Généralement le Quidam est un proche, très proche, plus que proche et le « personne » englobe toute la famille, cousins issus de germain des germains compris.

Quand le Quidam est un(e) ami(e) vrai(e), c’est plus facile à gérer, vu que généralement le « personne » englobe SA famille et SES ami(e)s, et que l’on peut tout de même se décharger un peu chez un proche à nous (qui nous remercie au passage, sauf s’il ne connaît pas personnellement le Quidam, et donc s’en bat les oreilles sans problème).

Et sinon, vous vous retrouvez comme un con (le Quidam se sent mieux de s’être confié), avec un secret à garder pour vous et qui vous empêche de dormir la nuit dans certains cas.

Je ne parle pas bien sûr, des secrets que l’on peut parfaitement garder en dormant la nuit :

  • J’ai un amant
  • J’suis amoureuse de truc
  • J’ai une touche pour un autre job mais il ne faut pas que Truchon le sache
  • Etc…

Je parle des choses vraiment graves.

Sans avoir bénéficié d’une question préalable importante « j’ai un secret à te confier, il ne faudra le répéter à personne, est-ce que je peux me lancer avec toi ? »

Là vous avez toujours l’option de répondre « non » au risque de passer pour une mère, fille, soeur, belle-soeur, cousine, amie, indigne (ne rien rayer, liste plutôt non exhaustive).

Dur.

Très dur.

Très très dur, surtout quand c’est grave, et généralement ça l’est.

Ce n’est évidemment pas Martine, la conne de comptable, qui vient vous raconter qu’elle trompe son mari et qu’il ne faut le répéter à personne. Martine vous vous en tapez et vous serez de confiance.

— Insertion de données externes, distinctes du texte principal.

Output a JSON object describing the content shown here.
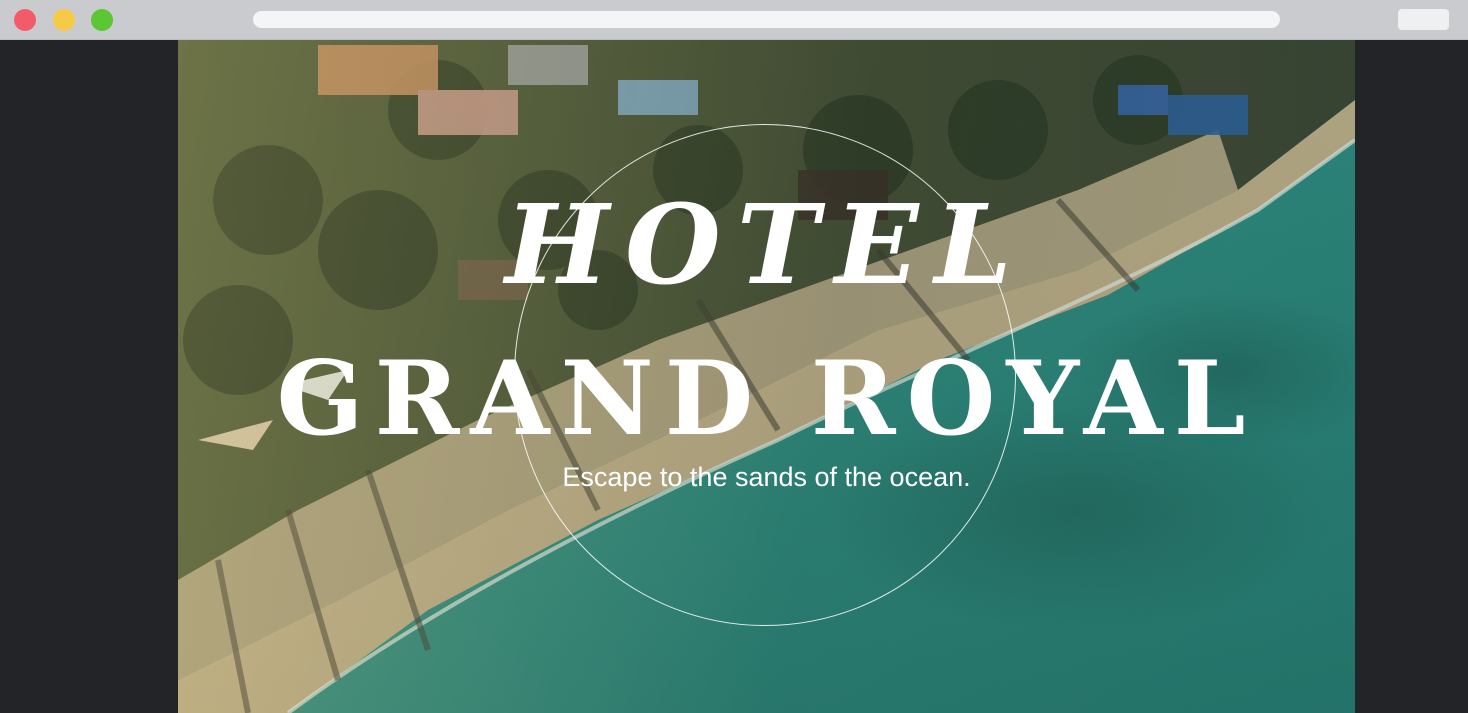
{
  "browser": {
    "address": ""
  },
  "hero": {
    "title_line1": "HOTEL",
    "title_line2": "GRAND ROYAL",
    "tagline": "Escape to the sands of the ocean."
  },
  "colors": {
    "traffic_close": "#f45b69",
    "traffic_minimize": "#f7c948",
    "traffic_maximize": "#5ac733",
    "titlebar": "#c9cbce",
    "page_background": "#232427",
    "ocean": "#2f8a7e",
    "sand": "#c9b58e",
    "title_text": "#ffffff"
  }
}
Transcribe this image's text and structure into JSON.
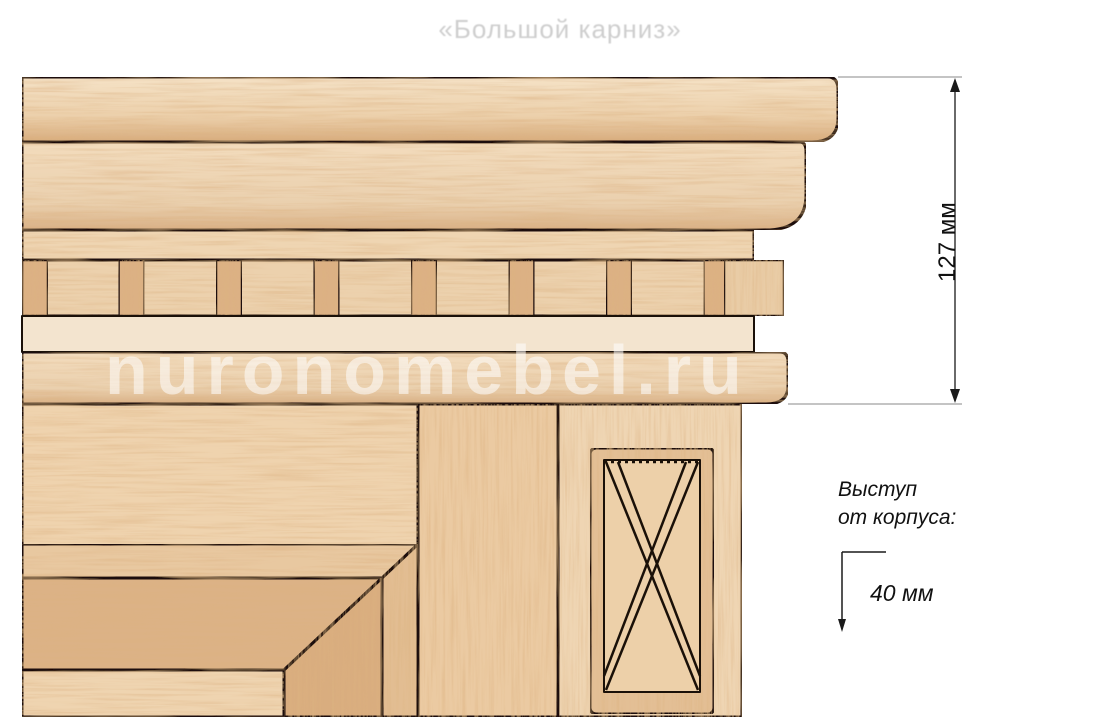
{
  "caption": {
    "title": "«Большой карниз»",
    "height_dimension": "127 мм",
    "projection_label_line1": "Выступ",
    "projection_label_line2": "от корпуса:",
    "projection_value": "40 мм"
  },
  "watermark": "nuronomebel.ru",
  "colors": {
    "wood_light": "#f1d9b8",
    "wood_mid": "#e6c29a",
    "wood_dark": "#c98d5a",
    "outline": "#1a1008",
    "dimension_line": "#1a1a1a"
  }
}
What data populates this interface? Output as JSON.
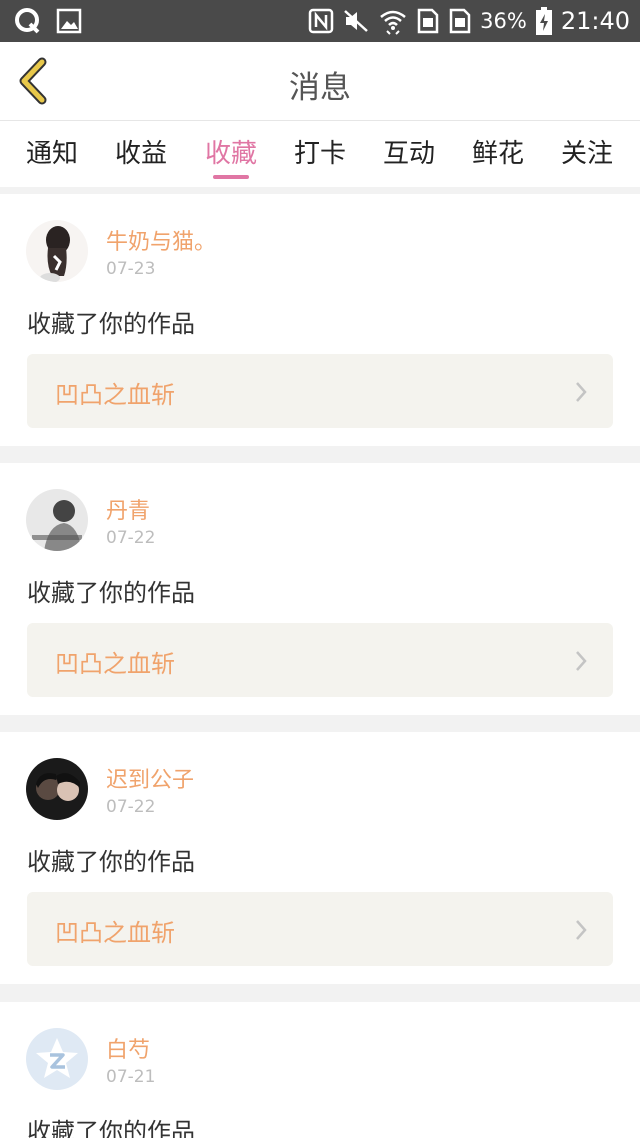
{
  "status_bar": {
    "battery": "36%",
    "time": "21:40",
    "icons": [
      "qq-icon",
      "image-icon",
      "nfc-icon",
      "mute-icon",
      "wifi-icon",
      "sim1-icon",
      "sim2-icon",
      "battery-charging-icon"
    ]
  },
  "header": {
    "title": "消息",
    "back_icon": "chevron-left-icon"
  },
  "tabs": {
    "items": [
      "通知",
      "收益",
      "收藏",
      "打卡",
      "互动",
      "鲜花",
      "关注"
    ],
    "active": "收藏",
    "active_color": "#e076a4"
  },
  "messages": [
    {
      "user": "牛奶与猫。",
      "date": "07-23",
      "action": "收藏了你的作品",
      "work": "凹凸之血斩"
    },
    {
      "user": "丹青",
      "date": "07-22",
      "action": "收藏了你的作品",
      "work": "凹凸之血斩"
    },
    {
      "user": "迟到公子",
      "date": "07-22",
      "action": "收藏了你的作品",
      "work": "凹凸之血斩"
    },
    {
      "user": "白芍",
      "date": "07-21",
      "action": "收藏了你的作品"
    }
  ],
  "colors": {
    "accent": "#f0a36c",
    "status_bar": "#4a4a4a",
    "back_icon": "#e8c84a"
  }
}
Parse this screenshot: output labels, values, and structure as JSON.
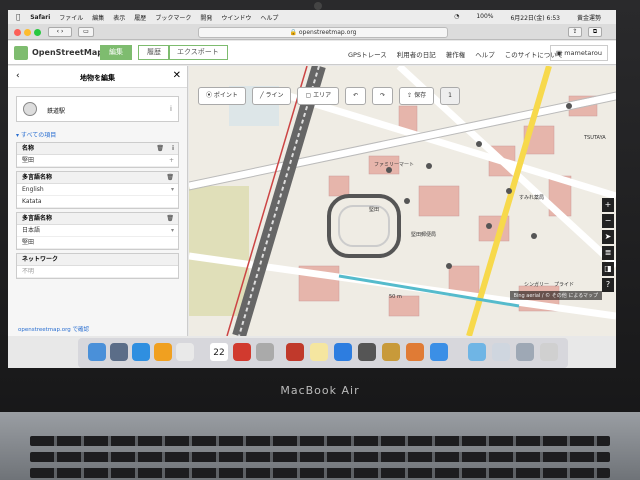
{
  "menubar": {
    "items": [
      "Safari",
      "ファイル",
      "編集",
      "表示",
      "履歴",
      "ブックマーク",
      "開発",
      "ウインドウ",
      "ヘルプ"
    ],
    "battery": "100%",
    "date": "6月22日(金) 6:53",
    "user": "黄金運勢"
  },
  "browser": {
    "url": "openstreetmap.org"
  },
  "osm": {
    "brand": "OpenStreetMap",
    "edit_label": "編集",
    "history_label": "履歴",
    "export_label": "エクスポート",
    "nav": [
      "GPSトレース",
      "利用者の日記",
      "著作権",
      "ヘルプ",
      "このサイトについて"
    ],
    "username": "mametarou"
  },
  "sidebar": {
    "title": "地物を編集",
    "preset_name": "鉄道駅",
    "all_fields": "すべての項目",
    "name_label": "名称",
    "name_value": "堅田",
    "multi_label": "多言語名称",
    "multi1_lang": "English",
    "multi1_value": "Katata",
    "multi2_lang": "日本語",
    "multi2_value": "堅田",
    "network_label": "ネットワーク",
    "network_value": "不明",
    "footer": "openstreetmap.org で確認"
  },
  "maptools": {
    "point": "ポイント",
    "line": "ライン",
    "area": "エリア",
    "save": "保存",
    "save_count": "1"
  },
  "map": {
    "attribution": "Bing aerial / © その他 によるマップ",
    "scale": "50 m",
    "labels": [
      "ファミリーマート",
      "堅田",
      "堅田郵便局",
      "TSUTAYA",
      "すみれ薬局",
      "シンガリー　プライド"
    ]
  },
  "dock": {
    "calendar_day": "22"
  },
  "laptop_label": "MacBook Air"
}
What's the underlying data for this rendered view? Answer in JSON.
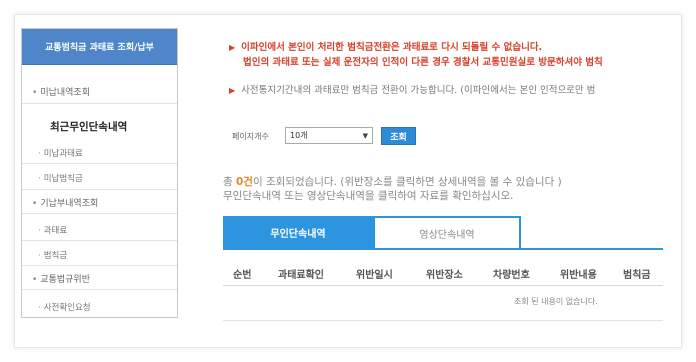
{
  "sidebar": {
    "title": "교통범칙금 과태료 조회/납부",
    "items": [
      {
        "label": "미납내역조회",
        "mark": "•"
      },
      {
        "label": "최근무인단속내역"
      },
      {
        "label": "미납과태료",
        "mark": "·"
      },
      {
        "label": "미납범칙금",
        "mark": "·"
      },
      {
        "label": "기납부내역조회",
        "mark": "•"
      },
      {
        "label": "과태료",
        "mark": "·"
      },
      {
        "label": "범칙금",
        "mark": "·"
      },
      {
        "label": "교통법규위반",
        "mark": "•"
      },
      {
        "label": "사전확인요청",
        "mark": "·"
      }
    ]
  },
  "notices": {
    "arrow": "▶",
    "line1": "이파인에서 본인이 처리한 범칙금전환은 과태료로 다시 되돌릴 수 없습니다.",
    "line2": "법인의 과태료 또는 실제 운전자의 인적이 다른 경우 경찰서 교통민원실로 방문하셔야 범칙",
    "line3": "사전통지기간내의 과태료만 범칙금 전환이 가능합니다. (이파인에서는 본인 인적으로만 범"
  },
  "filter": {
    "page_size_label": "페이지개수",
    "page_size_value": "10개",
    "dropdown_glyph": "▼",
    "search_label": "조회"
  },
  "result": {
    "prefix": "총 ",
    "count": "0건",
    "suffix": "이 조회되었습니다. (위반장소를 클릭하면 상세내역을 볼 수 있습니다 )",
    "line2": "무인단속내역 또는 영상단속내역을 클릭하여 자료를 확인하십시오."
  },
  "tabs": {
    "active": "무인단속내역",
    "inactive": "영상단속내역"
  },
  "table": {
    "headers": [
      "순번",
      "과태료확인",
      "위반일시",
      "위반장소",
      "차량번호",
      "위반내용",
      "범칙금"
    ],
    "empty_message": "조회 된 내용이 없습니다."
  }
}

Ou pas… Surtout si le « personne » c’est « tout le monde dans la boîte » et que tout le monde se fiche de Martine comme de sa première chaussette (qui a le mérite, elle, de nous avoir réchauffé les pieds il y a longtemps)…

Ca rime à quoi ces secrets ? C’est la mode dans certaines familles. Celle d’Albert était gratinée. Cela allait du truc grave (la grand-mère furoncle est dans un état grave, mais il ne faut le répéter à personne), (la grand-mère furoncle est morte mais il ne faut pas le dire aux filles… (!) (je me suis gênée tiens…)) au truc anodin dont on ne comprend pas le pourquoi du comment : pourquoi ne faut-il pas dire à la cousine Berthe que l’on a mangé du poulet le dernier dimanche ? La cousine Berthe risque-t-elle de déclarer une guerre intra-familiale que les invasions barbares à côté c’était de la petite bière, parce qu’à elle on ne fait jamais de poulet ?

Ou bien, on lui a piqué un poulet dans sa basse cour, et il ne faudrait pas qu’elle puisse penser que c’est justement celui-là que l’on a mangé ?

Le mystère peut rester entier jusqu’à la fin des temps…

La pire histoire que j’ai connue a été celle d’une pauvre femme, pourtant forte de caractère et tout et tout (malgré son âge, parce que l’âge ne vous rend pas forcément sénile et incapable d’affronter la vie), à qui l’on avait caché « pour l’épargner » que l’un de ses fils était gravement malade puis, carrément mourant.

Elle a donc vu débarquer un beau mardi, ses 3 enfants survivants venant lui déclarer que le 4ème était enterré le lendemain. Pour l’épargner, c’était vraiment réussi !!!

Bref, les secrets, personnellement moi je, vu mon âge, j’en ai un peu soupé.

Tout le monde est prévenu, je ne suis plus une tombe, qu’on se le dise. Je veux bien faire une exception pour les enfants encore enfants, mais il est inutile désormais de me raconter n’importe quoi, en me précisant :

  • Tu ne le diras pas aux parents (comme s’ils étaient débiles et séniles, et incapables d’affronter certaines vérité, c’est limite la pire injure à leur faire)
  • Tu ne le diras pas à tes filles (29 et 26 ans, c’est vrai qu’elles sont trop jeunes…)
  • Tu ne le diras pas à machine (qui m’appelle toutes les semaines et se pose des questions, cela rend la situation encore plus inconfortable)
  • Tu peux le dire à untel, unetelle, sauterelle et Isabelle, mais à personne d’autre. Poil à la maquerelle !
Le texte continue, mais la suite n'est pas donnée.